Hell is rough, what can I say.” He winks, making my gut twist in ways I’m not sure about.
“But, if someone were to make a deal with me, to willingly offer me their soul, I have the power to let you live longer knowing when you do meet your demise, your soul is mine. No other reaper can claim you. A soul willingly given is the equivalent of a hundred souls that pass on their own. I can take you now and be done with you. If you promise to give me your soul, I’ll promise to remove the cancer in your body,” he says.
“Just be aware, when you die, you become mine. I will own you in any way I please.”
The idea of being his is intriguing to me, and I bite my lip at the thought.
“What’s the catch?” I ask. “We covered that you’re not doing this because you saw me screaming into what I thought was the void.
How do we solidify this? Do you need me to open my veins and sign my life away in blood?
” There’s this burning hope inside me that this is real, that everything he speaks of is the truth.
I’m a desperate dying man. I really have nothing left to lose.
“You watch too many movies,” Bane says with an amused huff.
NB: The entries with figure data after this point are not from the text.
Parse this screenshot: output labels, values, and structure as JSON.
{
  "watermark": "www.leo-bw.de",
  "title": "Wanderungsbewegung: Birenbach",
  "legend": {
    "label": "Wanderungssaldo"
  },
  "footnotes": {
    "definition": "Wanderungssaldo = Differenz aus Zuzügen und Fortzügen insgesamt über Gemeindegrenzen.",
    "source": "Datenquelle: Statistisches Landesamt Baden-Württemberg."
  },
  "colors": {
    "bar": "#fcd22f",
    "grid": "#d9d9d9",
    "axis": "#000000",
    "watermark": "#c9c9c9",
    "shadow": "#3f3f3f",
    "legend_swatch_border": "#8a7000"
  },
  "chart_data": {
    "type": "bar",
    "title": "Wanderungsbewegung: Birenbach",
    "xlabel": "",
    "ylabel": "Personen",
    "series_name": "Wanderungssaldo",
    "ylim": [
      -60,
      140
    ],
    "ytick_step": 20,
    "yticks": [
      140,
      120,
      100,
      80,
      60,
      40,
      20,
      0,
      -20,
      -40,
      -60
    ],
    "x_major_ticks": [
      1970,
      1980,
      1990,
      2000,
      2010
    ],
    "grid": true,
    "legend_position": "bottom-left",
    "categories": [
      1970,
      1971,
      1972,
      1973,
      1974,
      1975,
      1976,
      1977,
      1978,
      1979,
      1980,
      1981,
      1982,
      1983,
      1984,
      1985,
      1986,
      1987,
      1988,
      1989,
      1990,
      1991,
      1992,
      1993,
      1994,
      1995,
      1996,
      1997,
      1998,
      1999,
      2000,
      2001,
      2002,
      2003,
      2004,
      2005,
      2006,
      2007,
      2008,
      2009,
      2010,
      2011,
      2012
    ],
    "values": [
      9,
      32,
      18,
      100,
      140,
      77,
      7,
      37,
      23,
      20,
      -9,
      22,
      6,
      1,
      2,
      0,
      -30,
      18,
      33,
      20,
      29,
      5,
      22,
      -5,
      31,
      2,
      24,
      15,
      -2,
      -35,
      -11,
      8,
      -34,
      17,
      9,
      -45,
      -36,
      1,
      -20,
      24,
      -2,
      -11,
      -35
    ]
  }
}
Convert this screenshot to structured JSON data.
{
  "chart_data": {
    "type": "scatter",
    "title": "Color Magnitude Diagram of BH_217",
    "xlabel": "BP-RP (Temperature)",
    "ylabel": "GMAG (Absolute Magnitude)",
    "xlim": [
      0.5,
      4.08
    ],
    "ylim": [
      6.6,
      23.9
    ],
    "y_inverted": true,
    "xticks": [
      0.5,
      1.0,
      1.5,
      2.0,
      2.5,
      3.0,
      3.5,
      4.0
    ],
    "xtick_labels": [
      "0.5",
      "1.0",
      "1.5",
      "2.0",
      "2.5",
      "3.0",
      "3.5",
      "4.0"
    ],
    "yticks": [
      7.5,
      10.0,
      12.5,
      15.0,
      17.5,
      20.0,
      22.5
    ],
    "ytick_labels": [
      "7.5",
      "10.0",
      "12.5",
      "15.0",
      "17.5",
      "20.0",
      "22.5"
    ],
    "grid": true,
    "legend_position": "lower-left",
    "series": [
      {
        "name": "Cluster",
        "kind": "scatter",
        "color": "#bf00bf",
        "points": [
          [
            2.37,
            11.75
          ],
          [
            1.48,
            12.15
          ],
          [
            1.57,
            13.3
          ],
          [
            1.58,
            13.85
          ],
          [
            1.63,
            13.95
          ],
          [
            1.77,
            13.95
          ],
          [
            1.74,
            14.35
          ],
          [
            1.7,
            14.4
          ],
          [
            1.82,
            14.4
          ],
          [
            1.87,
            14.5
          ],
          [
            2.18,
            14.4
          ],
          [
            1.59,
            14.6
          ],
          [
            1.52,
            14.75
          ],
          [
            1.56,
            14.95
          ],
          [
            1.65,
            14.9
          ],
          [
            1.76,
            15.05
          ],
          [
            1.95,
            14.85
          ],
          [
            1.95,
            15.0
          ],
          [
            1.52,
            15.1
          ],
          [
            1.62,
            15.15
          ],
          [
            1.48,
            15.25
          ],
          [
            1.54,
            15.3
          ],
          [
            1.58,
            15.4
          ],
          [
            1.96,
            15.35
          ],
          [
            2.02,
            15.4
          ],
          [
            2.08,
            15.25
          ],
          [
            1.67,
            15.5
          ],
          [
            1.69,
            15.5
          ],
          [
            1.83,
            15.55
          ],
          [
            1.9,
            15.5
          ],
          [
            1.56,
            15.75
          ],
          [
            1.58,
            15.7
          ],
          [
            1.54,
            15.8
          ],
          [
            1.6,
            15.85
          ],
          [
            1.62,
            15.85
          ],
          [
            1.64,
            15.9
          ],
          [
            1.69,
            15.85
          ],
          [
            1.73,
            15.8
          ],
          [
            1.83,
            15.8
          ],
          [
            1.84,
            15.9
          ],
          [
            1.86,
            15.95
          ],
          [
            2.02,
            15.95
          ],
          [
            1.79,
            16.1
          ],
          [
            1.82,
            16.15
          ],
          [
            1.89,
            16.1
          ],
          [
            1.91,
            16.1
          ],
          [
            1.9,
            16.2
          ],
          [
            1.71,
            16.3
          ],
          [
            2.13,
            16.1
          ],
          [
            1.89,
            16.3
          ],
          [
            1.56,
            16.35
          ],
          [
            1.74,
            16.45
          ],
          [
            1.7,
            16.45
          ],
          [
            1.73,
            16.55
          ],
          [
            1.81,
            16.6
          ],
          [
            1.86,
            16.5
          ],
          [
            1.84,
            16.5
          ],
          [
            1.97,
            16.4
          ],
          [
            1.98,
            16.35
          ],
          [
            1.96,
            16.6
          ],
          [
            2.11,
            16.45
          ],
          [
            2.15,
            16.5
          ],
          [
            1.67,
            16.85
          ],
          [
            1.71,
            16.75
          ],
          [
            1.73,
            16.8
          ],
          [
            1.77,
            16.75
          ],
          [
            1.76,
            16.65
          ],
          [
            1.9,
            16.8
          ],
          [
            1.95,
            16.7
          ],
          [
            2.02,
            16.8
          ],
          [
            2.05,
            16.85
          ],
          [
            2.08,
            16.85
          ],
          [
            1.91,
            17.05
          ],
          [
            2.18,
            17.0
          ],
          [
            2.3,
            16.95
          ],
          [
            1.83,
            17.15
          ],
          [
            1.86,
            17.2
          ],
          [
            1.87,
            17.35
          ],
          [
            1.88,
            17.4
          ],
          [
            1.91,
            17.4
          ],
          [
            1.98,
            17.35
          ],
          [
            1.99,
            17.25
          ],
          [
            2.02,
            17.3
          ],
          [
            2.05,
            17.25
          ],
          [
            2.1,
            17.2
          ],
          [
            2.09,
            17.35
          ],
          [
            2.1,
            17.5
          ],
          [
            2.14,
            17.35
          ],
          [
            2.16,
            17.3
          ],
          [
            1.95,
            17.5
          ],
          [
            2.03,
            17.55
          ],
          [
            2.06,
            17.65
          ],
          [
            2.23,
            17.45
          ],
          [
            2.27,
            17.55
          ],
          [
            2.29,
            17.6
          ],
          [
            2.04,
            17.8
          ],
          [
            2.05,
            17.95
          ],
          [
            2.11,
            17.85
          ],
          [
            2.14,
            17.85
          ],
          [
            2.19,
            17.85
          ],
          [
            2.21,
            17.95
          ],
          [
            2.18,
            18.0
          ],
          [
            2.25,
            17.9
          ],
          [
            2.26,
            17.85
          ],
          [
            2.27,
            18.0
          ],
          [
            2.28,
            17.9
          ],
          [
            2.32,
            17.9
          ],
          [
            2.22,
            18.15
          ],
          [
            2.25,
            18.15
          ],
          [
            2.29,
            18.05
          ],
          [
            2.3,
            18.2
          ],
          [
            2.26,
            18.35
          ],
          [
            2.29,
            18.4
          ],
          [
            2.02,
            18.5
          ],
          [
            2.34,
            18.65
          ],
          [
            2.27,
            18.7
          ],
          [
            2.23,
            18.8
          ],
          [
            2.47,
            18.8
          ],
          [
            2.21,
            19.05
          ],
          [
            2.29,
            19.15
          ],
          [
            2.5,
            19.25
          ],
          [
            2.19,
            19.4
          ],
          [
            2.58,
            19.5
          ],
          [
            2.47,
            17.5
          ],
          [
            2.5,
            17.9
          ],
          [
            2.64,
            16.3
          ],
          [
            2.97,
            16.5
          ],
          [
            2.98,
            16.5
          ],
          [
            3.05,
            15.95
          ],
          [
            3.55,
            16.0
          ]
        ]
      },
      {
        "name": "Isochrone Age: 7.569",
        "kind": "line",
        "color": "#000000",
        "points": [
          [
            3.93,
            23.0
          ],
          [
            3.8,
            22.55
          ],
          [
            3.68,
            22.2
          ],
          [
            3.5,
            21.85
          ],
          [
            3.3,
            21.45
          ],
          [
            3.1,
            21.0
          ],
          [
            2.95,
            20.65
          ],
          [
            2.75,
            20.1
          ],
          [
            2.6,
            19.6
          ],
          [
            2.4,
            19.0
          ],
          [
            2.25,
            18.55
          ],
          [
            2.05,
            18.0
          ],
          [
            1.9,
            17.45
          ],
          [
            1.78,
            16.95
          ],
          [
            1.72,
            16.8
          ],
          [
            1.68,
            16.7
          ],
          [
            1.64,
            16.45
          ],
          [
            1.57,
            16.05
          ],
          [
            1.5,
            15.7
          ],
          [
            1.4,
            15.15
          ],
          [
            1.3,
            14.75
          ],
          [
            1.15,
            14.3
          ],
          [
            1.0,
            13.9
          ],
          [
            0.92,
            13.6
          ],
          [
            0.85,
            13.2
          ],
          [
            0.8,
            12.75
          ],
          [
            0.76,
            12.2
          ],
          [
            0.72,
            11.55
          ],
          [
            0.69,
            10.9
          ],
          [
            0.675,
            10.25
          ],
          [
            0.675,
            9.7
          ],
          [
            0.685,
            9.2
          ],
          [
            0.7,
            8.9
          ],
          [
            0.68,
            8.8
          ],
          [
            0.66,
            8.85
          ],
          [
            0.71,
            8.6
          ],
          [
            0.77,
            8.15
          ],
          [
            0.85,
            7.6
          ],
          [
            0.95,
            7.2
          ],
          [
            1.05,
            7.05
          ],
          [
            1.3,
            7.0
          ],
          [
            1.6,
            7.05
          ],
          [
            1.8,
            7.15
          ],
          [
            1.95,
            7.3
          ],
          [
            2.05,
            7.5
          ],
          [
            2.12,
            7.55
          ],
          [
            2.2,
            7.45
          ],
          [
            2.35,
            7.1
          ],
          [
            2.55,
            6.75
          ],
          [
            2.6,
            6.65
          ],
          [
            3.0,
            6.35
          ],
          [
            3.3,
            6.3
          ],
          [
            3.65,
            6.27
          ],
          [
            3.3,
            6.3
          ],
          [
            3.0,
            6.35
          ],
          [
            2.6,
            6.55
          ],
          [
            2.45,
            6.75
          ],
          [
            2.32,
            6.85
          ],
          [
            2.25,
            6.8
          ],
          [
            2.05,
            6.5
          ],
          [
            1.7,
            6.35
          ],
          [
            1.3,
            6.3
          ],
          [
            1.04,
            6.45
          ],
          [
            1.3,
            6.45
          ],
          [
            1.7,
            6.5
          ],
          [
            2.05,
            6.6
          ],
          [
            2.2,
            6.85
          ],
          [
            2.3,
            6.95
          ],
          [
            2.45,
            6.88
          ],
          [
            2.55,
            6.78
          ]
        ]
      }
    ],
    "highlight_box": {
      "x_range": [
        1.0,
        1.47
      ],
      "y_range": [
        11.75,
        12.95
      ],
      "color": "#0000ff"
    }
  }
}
I don’t know what to think or feel when it comes down to the wire. Standing across from me, he’s almost too close with his pants stretched across his thighs as his cloak billows around him. I can see his tattoos littered over his skin. It makes me desperate to see more.
He says he’s lived hundreds of years more than me. How many more deals has he made like this before? How do I know I’m not just another notch on his scythe? And why the hell do I care so much?